A gruffer, rougher male voice said, "Thought you said it was an unfurnished apartment. Looks pretty damned furnished to me."
"The previous tenant must have left some of his accoutrements behind. Fu
Richard stood up in the bathtub. Then, because he was naked, and the people could walk in at any moment, he sat back down. Rather desperately, he looked around the bathroom for a towel. "Oh look, George," said the woman in the hallway. "Someone's left a towel on this chair."
Richard inspected and rejected as poor towel substitutes a loofah, a half-empty bottle of shampoo, and a small yellow rubber duck. "What's the bathroom like?" asked the woman. Richard grabbed a washcloth and draped it in front of his crotch. Then he stood up, with his back to the wall, and prepared to be mortified. The door was pushed open. Three people walked into the bathroom: a young man in a camel-hair coat, and a middle-aged couple. Richard wondered if they were as embarrassed as he was.
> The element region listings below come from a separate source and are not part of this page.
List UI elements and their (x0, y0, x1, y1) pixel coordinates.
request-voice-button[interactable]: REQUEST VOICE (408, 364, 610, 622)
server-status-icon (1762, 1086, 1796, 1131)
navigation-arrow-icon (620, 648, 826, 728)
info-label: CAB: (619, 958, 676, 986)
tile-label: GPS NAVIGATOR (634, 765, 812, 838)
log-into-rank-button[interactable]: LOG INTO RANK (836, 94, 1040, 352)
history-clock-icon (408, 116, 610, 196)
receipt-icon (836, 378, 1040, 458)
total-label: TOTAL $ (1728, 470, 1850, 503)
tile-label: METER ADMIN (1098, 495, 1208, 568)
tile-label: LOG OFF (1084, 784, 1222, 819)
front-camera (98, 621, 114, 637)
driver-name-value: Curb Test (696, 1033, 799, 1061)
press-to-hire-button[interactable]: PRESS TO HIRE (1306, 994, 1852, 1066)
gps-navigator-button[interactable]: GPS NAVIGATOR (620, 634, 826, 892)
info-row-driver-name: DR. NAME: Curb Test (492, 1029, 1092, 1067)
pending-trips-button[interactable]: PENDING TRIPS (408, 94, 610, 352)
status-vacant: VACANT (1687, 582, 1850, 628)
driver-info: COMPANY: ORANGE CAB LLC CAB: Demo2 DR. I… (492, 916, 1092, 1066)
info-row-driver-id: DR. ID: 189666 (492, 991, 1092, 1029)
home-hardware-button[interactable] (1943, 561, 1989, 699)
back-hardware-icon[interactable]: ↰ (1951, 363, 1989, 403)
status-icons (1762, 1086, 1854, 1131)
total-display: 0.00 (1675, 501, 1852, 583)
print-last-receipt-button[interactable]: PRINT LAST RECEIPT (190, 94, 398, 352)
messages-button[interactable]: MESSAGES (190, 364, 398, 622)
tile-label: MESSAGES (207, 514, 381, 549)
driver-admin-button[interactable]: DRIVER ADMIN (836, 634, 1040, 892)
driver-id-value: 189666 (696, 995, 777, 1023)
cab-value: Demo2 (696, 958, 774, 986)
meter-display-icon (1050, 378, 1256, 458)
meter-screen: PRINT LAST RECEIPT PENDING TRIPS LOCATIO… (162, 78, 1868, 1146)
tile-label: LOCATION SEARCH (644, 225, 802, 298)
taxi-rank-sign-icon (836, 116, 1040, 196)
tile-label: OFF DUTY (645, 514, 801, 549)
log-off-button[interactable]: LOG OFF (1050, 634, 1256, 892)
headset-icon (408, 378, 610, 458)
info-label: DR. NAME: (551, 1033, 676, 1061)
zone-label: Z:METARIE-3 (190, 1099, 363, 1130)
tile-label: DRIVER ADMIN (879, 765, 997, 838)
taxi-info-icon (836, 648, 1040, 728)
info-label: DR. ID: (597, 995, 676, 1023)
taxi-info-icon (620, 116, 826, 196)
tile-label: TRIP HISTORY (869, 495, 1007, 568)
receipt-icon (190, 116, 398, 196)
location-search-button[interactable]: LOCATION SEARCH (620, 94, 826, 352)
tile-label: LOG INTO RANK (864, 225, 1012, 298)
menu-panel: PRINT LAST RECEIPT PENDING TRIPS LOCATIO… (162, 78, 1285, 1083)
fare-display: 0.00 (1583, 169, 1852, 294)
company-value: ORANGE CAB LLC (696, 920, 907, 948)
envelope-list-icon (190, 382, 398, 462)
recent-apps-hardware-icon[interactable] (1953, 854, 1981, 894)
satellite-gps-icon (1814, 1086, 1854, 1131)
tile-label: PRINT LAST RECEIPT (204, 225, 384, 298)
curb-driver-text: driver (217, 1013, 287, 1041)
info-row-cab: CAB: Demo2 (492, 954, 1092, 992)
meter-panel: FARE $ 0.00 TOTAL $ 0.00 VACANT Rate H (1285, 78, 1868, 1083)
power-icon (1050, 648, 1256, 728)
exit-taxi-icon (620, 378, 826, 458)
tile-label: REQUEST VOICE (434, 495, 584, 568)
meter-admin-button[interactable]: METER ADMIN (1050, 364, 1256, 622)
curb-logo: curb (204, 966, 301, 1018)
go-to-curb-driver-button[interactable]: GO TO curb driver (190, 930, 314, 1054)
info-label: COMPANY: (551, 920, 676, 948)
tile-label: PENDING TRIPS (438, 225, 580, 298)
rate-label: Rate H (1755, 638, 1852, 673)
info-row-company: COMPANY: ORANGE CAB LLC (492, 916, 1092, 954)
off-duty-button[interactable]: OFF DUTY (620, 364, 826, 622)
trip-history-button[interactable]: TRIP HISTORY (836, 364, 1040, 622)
"It's a bit small," said the woman.
"Compact," corrected the camel-hair coat, smoothly. "Easy to take care of." The woman ran her finger along the side of the sink and wrinkled her nose. "I think we've seen it all," said the middle-aged man. They walked out of the bathroom.
"It would be very convenient for everything," said the woman. A conversation continued in lower tones. Richard climbed out of the bath and edged over to the door. He spotted the towel on the chair in the hall, and he leaned out and grabbed it. "We'll take it," said the woman.
"You will?" said the camel-hair coat.
"It's just what we want," she explained. "Or it will be, once we've made it homey. Could it be ready for Wednesday?"
"Of course. We'll have all of this rubbish cleaned out of here tomorrow, no problem."
Richard, cold and dripping and wrapped in his towel, glared at them from the doorway. "It's not rubbish," he said. "It's my stuff."
"We'll pick up the keys from your office, then."
"Excuse me," said Richard, plaintively. "I live here."